Esta mañana, mientras me tomaba el café, he revivido uno de los momentos más relevantes de la historia reciente: el 11S. Aquellos dos megaedificios viniéndose abajo como si fueran de juguete, mientras cientos de miles de personas no dábamos crédito a nada ante el televisor. Eran otros tiempos, pero me he dado cuenta de que, a pesar del paso de los años, nadie ha olvidado dónde estaba en aquel preciso instante en el que una parte del mundo Occidental se derrumbó.
Yo lo viví en la cafetería de la Universidad. Había estado aislada del mundo, hasta que uno de mis profesores irrumpió en la clase dándonos la noticia. Entonces no había móviles, así que incrédulas salimos corriendo hacia la marabunta que se agolpaba ante la vieja caja tonta de la cafetería. Creo que se nos olvidó comer. Nadie jugaba al mus, nadie bebía: ni café, ni cerveza, las conversaciones eran cortas y sin mirarnos a la cara. No había tiempo.

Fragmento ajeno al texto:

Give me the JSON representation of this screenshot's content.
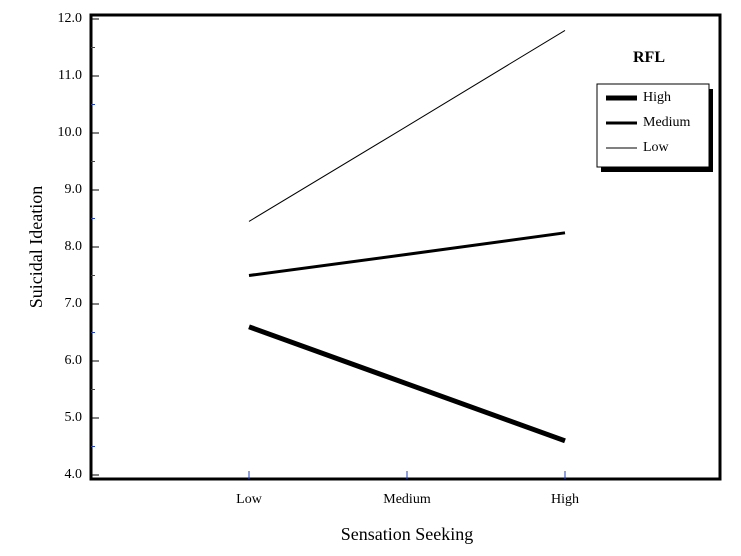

Y, de repente, aquel segundo avión estampado contra la otra torre. Aquello ya no era un accidente.Unos especulaban con una posible tercera guerra mundial, otras sacaban su vena más antisemita. Había dudas, pero la condición humana emergía en los diálogos dejando a las claras los miedos, la estupefacción y la impotencia.
Resulta que la empatía aún vibraba en nosotras.
Yo recuerdo la cara de gilipollas de Bush, aquellos gritos de Matías Prats rompiendo el silencio, la gente abrazada, los que corrían a casa y las que no podíamos ni movernos. No recuerdo como llegué a casa, pero sí me acuerdo de que mi abuela me llamó y estuvo casi media hora hablándome de la Guerra Civil, del hambre y del horror. Yo sólo pensaba en Golliat.
El segundo café, ya en el trabajo, me ha servido para escuchar ese mismo relato contado por la experiencia de mis compañeros. Hoy no ha habido conversaciones de Fútbol, ni Master Chef… sólo recuerdos.
A veces, deberíamos dedicar más tiempo a recordar.